The app uses a video coding algorithm which tracks and looks for movements that display the child’s emotions and ability to pay attention, which can indicate autism risk. The initial study was conducted using an app from the Apple Store and based on Apple’s ResearchKit open source development platform.
The first results from the pilot study of this five year project started coming in last year, leading to “new insights about autism spectrum disorder (ASD) and has the potential to transform how children’s development is screened and monitored”.
The app first administers caregiver consent forms and survey questions and then uses the phone’s selfie camera to collect videos of young children’s reactions while they watch movies designed to elicit autism risk behaviours, such as patterns of emotion and attention, on the device’s screen.
The videos of the child’s reactions are sent to the study’s servers, where automatic behavioural coding software tracks the movement of video landmarks on the child’s face and quantifies the child’s emotions and attention. For example, in response to a short movie of bubbles floating across the screen, the video coding algorithm looks for movements of the face that would indicate joy.
“Babies who go on to develop autism typically don’t pay attention to social cues,” Geraldine Dawson, director of the Duke Center for Autism and Brain Development, said in an article published on Wired and cited by the university in its announcement. “They’re more interested in non-social things, like toys or objects. They’re also less emotionally expressive. They smile less, particularly in response to positive social events.”

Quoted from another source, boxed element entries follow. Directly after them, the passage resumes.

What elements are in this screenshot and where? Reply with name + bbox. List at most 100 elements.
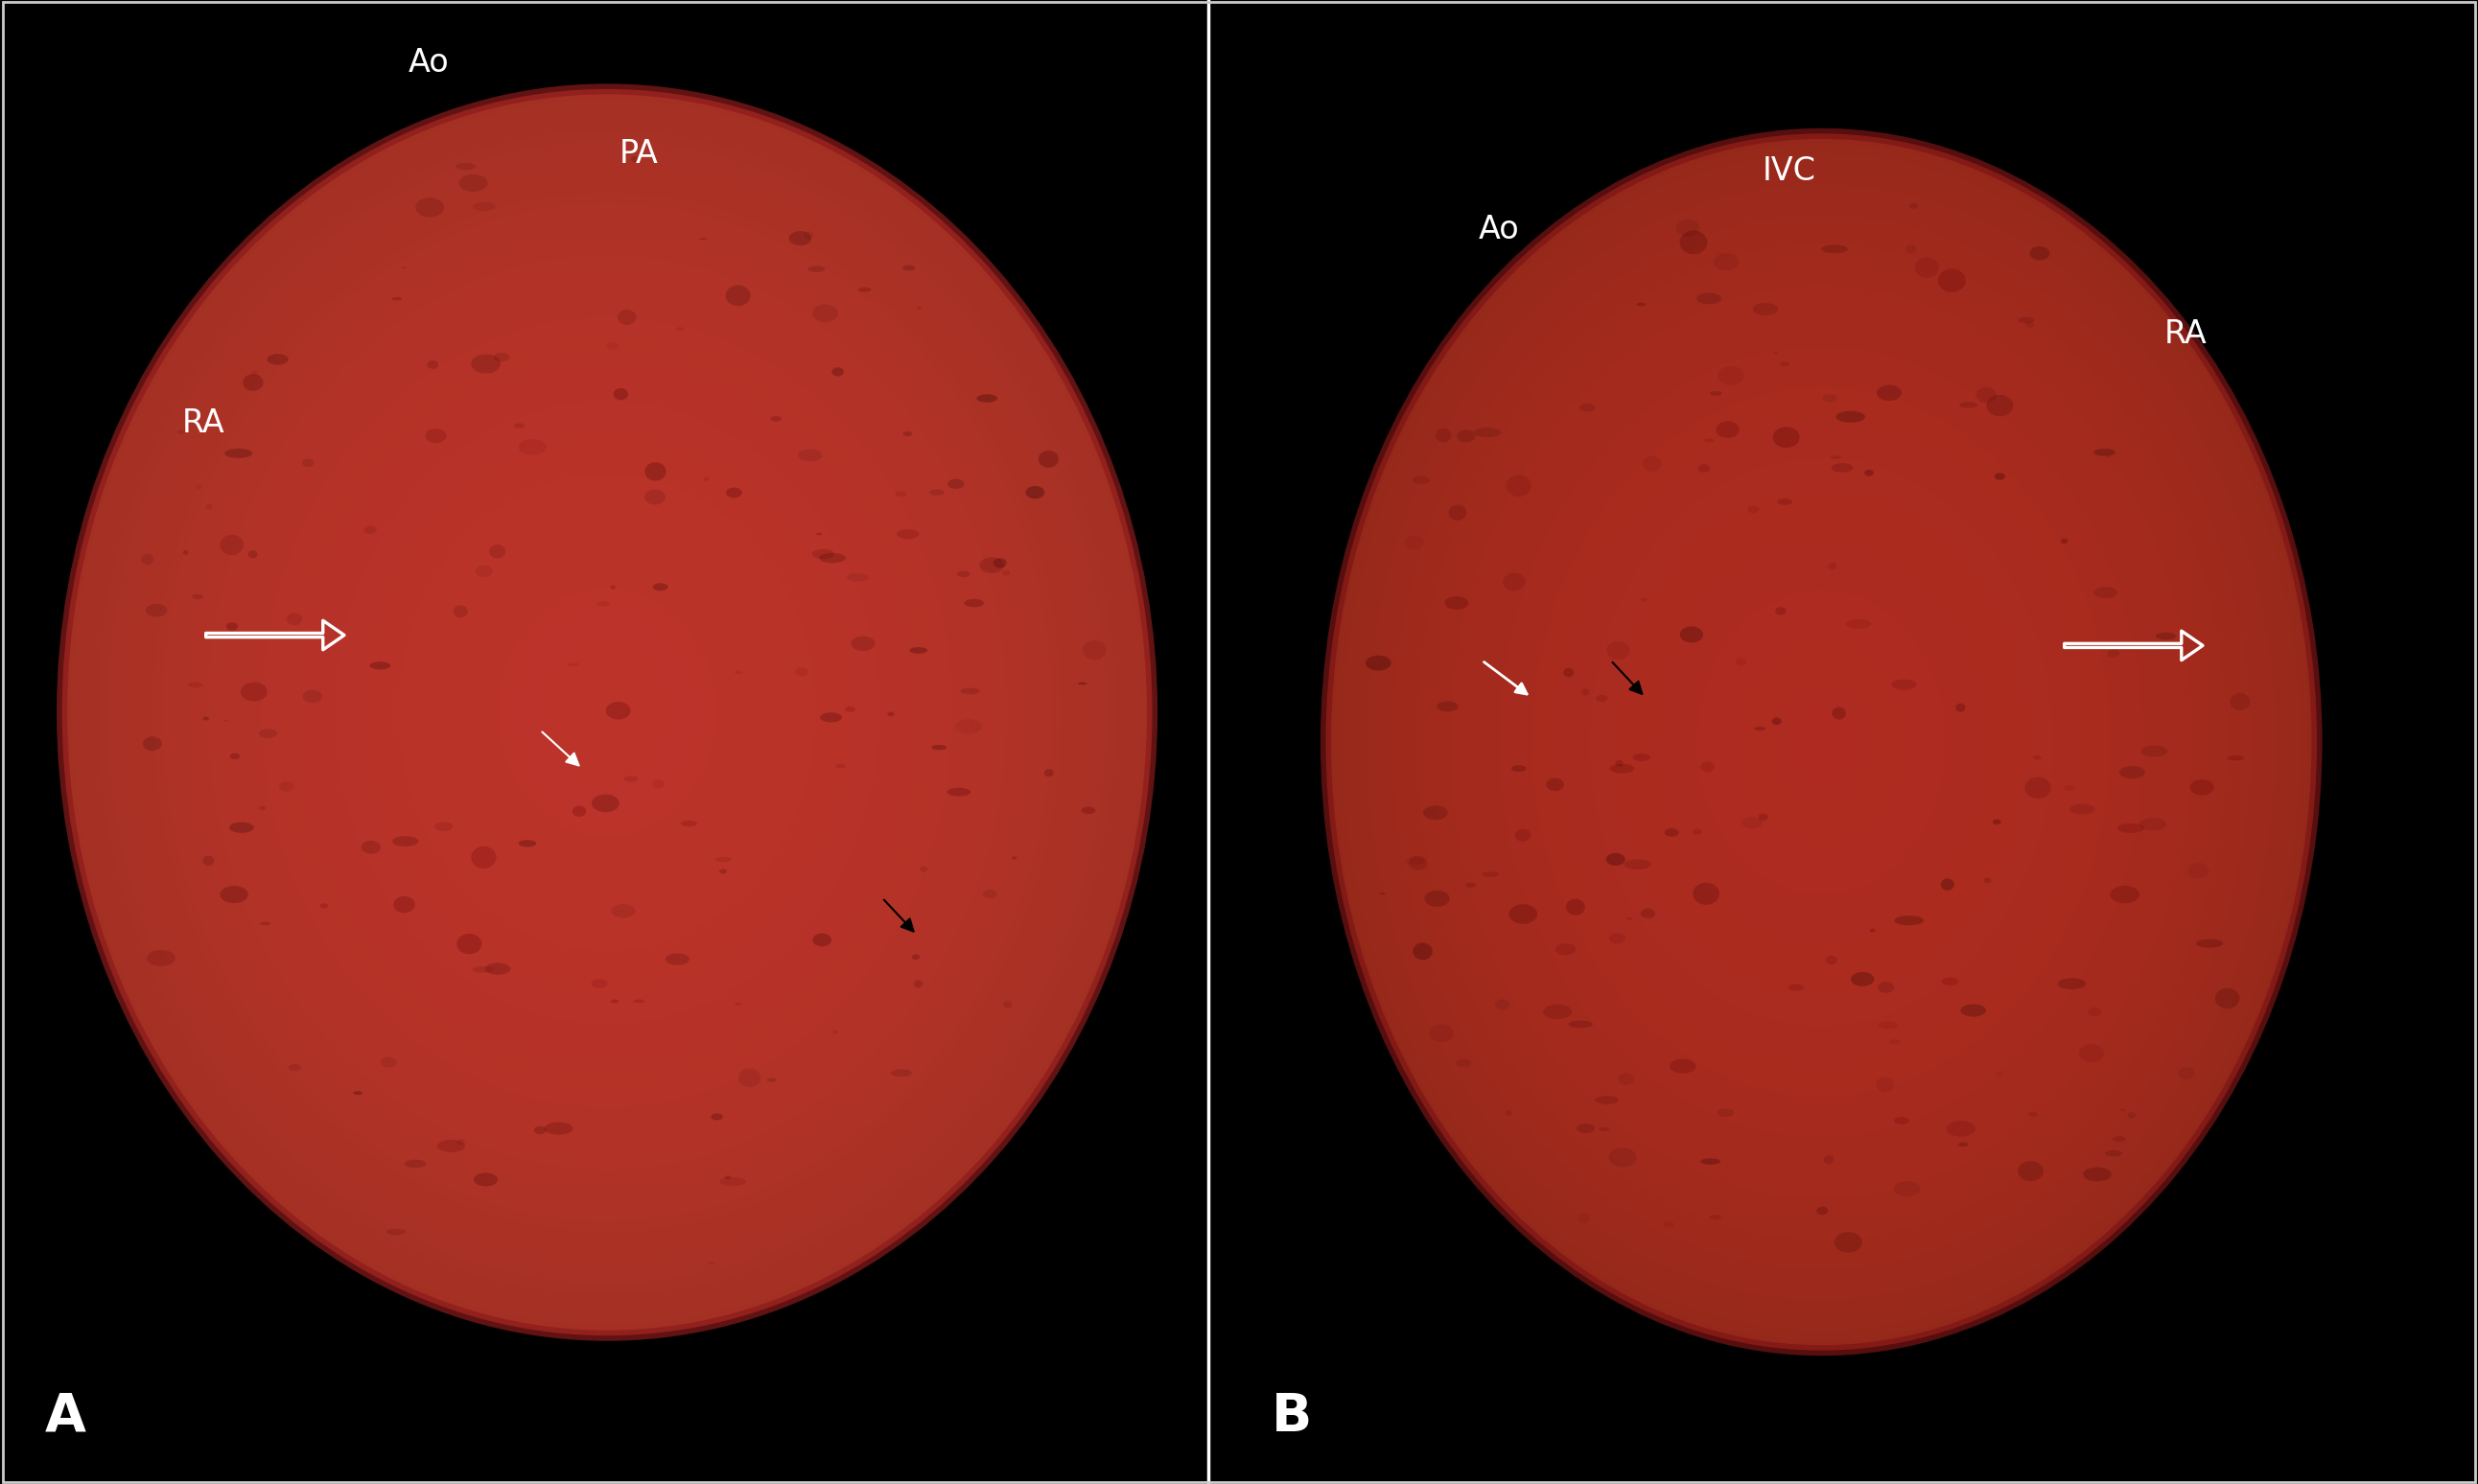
- Ellipse shape: [1425, 890, 1450, 907]
- Ellipse shape: [317, 380, 897, 1045]
- Ellipse shape: [833, 368, 843, 377]
- Ellipse shape: [221, 534, 243, 555]
- Ellipse shape: [1789, 702, 1854, 782]
- Ellipse shape: [1524, 377, 2119, 1107]
- Ellipse shape: [1752, 303, 1777, 316]
- Ellipse shape: [644, 463, 667, 481]
- Ellipse shape: [719, 870, 726, 874]
- Ellipse shape: [1836, 411, 1866, 423]
- Ellipse shape: [1412, 942, 1432, 960]
- Text: Ao: Ao: [409, 46, 449, 79]
- Ellipse shape: [788, 232, 810, 245]
- Ellipse shape: [2188, 862, 2208, 879]
- Ellipse shape: [2156, 632, 2176, 640]
- Ellipse shape: [652, 779, 664, 788]
- Ellipse shape: [453, 536, 761, 889]
- Ellipse shape: [919, 867, 927, 873]
- Ellipse shape: [399, 473, 815, 951]
- Ellipse shape: [1747, 506, 1759, 513]
- Ellipse shape: [240, 683, 268, 702]
- Ellipse shape: [525, 619, 689, 806]
- Ellipse shape: [2228, 755, 2245, 761]
- Ellipse shape: [2104, 1150, 2121, 1156]
- Ellipse shape: [1779, 362, 1789, 367]
- Ellipse shape: [394, 896, 414, 913]
- Ellipse shape: [1606, 641, 1631, 659]
- Ellipse shape: [389, 463, 825, 962]
- Ellipse shape: [632, 156, 637, 162]
- Ellipse shape: [1512, 766, 1526, 772]
- Ellipse shape: [1821, 395, 1836, 402]
- Ellipse shape: [1710, 392, 1722, 396]
- Ellipse shape: [719, 1177, 746, 1186]
- Ellipse shape: [518, 840, 535, 847]
- Ellipse shape: [471, 556, 743, 868]
- Ellipse shape: [1380, 892, 1385, 895]
- Ellipse shape: [2017, 318, 2034, 324]
- Ellipse shape: [716, 856, 731, 862]
- Ellipse shape: [1507, 356, 2136, 1128]
- Ellipse shape: [1893, 916, 1923, 926]
- Ellipse shape: [912, 954, 919, 960]
- Ellipse shape: [1655, 539, 1987, 945]
- Ellipse shape: [228, 822, 253, 833]
- Ellipse shape: [1640, 598, 1648, 601]
- Ellipse shape: [733, 1003, 741, 1005]
- Ellipse shape: [223, 720, 228, 721]
- Ellipse shape: [597, 702, 617, 723]
- Ellipse shape: [857, 288, 872, 292]
- Ellipse shape: [171, 214, 1043, 1211]
- Ellipse shape: [1997, 1073, 2002, 1076]
- Ellipse shape: [1581, 448, 2062, 1036]
- Ellipse shape: [208, 255, 1006, 1169]
- Ellipse shape: [815, 533, 823, 536]
- Ellipse shape: [1960, 402, 1977, 408]
- Ellipse shape: [453, 605, 468, 617]
- Ellipse shape: [1408, 234, 2235, 1250]
- Ellipse shape: [1616, 760, 1623, 767]
- Ellipse shape: [1975, 387, 1997, 402]
- Ellipse shape: [1368, 184, 2275, 1300]
- Text: IVC: IVC: [1762, 154, 1816, 187]
- Ellipse shape: [270, 328, 944, 1097]
- Ellipse shape: [235, 286, 979, 1138]
- Ellipse shape: [1754, 727, 1764, 730]
- Ellipse shape: [1640, 519, 2002, 965]
- Ellipse shape: [280, 782, 295, 791]
- Ellipse shape: [1326, 134, 2317, 1350]
- Ellipse shape: [1474, 427, 1502, 438]
- Ellipse shape: [1891, 1039, 1901, 1043]
- Ellipse shape: [2084, 1168, 2111, 1181]
- Ellipse shape: [456, 1140, 466, 1144]
- Ellipse shape: [1556, 417, 2086, 1067]
- Ellipse shape: [250, 371, 258, 375]
- Ellipse shape: [1494, 999, 1509, 1009]
- Ellipse shape: [1616, 488, 2027, 996]
- Ellipse shape: [302, 459, 315, 467]
- Ellipse shape: [362, 432, 852, 993]
- Ellipse shape: [62, 89, 1152, 1336]
- Ellipse shape: [2196, 939, 2223, 948]
- Ellipse shape: [1574, 438, 2069, 1046]
- Ellipse shape: [1779, 692, 1863, 792]
- Ellipse shape: [733, 671, 741, 674]
- Ellipse shape: [917, 306, 922, 309]
- Ellipse shape: [1618, 1073, 1635, 1085]
- Ellipse shape: [947, 788, 971, 797]
- Ellipse shape: [225, 276, 989, 1149]
- Ellipse shape: [1824, 1155, 1834, 1163]
- Ellipse shape: [1531, 387, 2111, 1097]
- Ellipse shape: [1831, 463, 1854, 472]
- Ellipse shape: [726, 285, 751, 306]
- Ellipse shape: [1038, 451, 1058, 467]
- Ellipse shape: [1831, 706, 1846, 720]
- Ellipse shape: [1514, 830, 1531, 841]
- Ellipse shape: [2079, 1043, 2104, 1063]
- Ellipse shape: [1774, 352, 1779, 355]
- Ellipse shape: [243, 374, 263, 390]
- Ellipse shape: [434, 515, 781, 910]
- Ellipse shape: [1365, 656, 1390, 671]
- Ellipse shape: [369, 662, 392, 669]
- Ellipse shape: [1670, 1060, 1695, 1073]
- Ellipse shape: [1437, 700, 1457, 712]
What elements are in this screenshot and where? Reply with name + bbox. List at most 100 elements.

Guillermo Sapiro, professor of electrical and computer engineering, is using Amazon Web Services and tools called TensorFlow and PyTorch to build machine learning algorithms that connect children’s facial expressions and eye movements to potential signs of ASD. His group is also using these cloud computing tools to develop such algorithms for privacy filters for the images and videos they collect.
Through the app, the Duke team was able to collect behavioural data from around 1,700 children, which is far more than the 50 to 100 typically found in an ASD study. With that amount of data in hand, the researchers have so far found the app to be almost 90 percent accurate for some subsets of behaviours.